A city gathers dirt quickly. All the trappings that make our modern life easy and comfortable find their way into the air and onto roads and buildings. Silently moving over and through the city, snow covers all of it.
As I look out on the snow, I think on how desperate I am for snow-like grace, how I am looking, longing for, and trying to grasp mercy and healing for myself and for others. It is an awful and wonderful privilege to be invited into the pain of another. And yet, there is a cost. Sharing and bearing the pain of another does not come without a price tag.
My theology should fare well under pain, I think to myself. Is not Christ my example? Christ, the Suffering Servant? Christ - the one who was wounded for our transgressions, bruised for our iniquities?
In the second century, a slave named Felicity was imprisoned for being a Christian.

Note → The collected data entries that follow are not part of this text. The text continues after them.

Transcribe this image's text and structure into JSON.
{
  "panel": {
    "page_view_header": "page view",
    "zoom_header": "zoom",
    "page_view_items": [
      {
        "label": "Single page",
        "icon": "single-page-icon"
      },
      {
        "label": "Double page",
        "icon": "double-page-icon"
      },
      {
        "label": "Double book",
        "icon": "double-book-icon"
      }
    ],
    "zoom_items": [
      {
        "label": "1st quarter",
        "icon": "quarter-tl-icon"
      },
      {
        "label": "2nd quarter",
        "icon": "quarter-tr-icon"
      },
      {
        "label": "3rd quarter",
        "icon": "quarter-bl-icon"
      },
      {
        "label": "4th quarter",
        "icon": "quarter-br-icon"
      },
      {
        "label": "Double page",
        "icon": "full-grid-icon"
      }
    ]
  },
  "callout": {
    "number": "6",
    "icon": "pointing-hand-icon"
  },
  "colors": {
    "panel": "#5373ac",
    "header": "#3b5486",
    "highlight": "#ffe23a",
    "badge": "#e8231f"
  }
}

She was a slave of Perpetua, a wealthy woman who was also a Christian and had discipled Felicity. Both were young women and on their imprisonment they lost everything. Perpetua was put into a part of the prison reserved for the wealthy, the only ones who had relatives wealthy enough to bribe the guards, ensuring better treatment of their loved ones. Felicity remained in the worst part of the prison, that part reserved for slaves.
Perpetua had a baby and Felicity was pregnant.
Both were sentenced to die a martyr's death in the arena unless they renounced their faith. Before the time came for them to be put in the arena, Felicity gave birth. On seeing how much pain she was in during labor and childbirth, the guards mocked her. How would she stand the arena, they wondered, when something like childbirth caused her so much pain.
"Now I am the one who is suffering," Felicity said "but in the arena, Another will be in me, suffering for me, because I will be suffering for Him."
Felicity knew that in the arena God would not leave her, that he would be fully present bearing her pain. I never thought of the arena being filled with grace, but how could it not be grace-filled with the presence of God's spirit when those killed were killed because of their faith?
You and I are unlikely to die the death of a martyr, but daily we do battle in the spiritual arena. Daily we face wild beasts and lions, often disguised as benign pets. These arenas can cause extraordinary spiritual pain. And we are sometimes called into the arena of another. Called to love, called to fight for them, called to walk with them, called to help them bear the pain, called to be reminders of the presence of God. In the words of my dear friend Lois, we are " given the calling of ministering grace in painful and profound ways."
" In the Arena, another will be in me, suffering for me, because I will be suffering for Him. " The words of Felicity, spoken so long ago, are a profound challenge to which I prayerfully respond: May it be so, Lord Jesus. May it be so.
Note: Parts of this blog were previously posted under another post "In the Arena" published in 2016.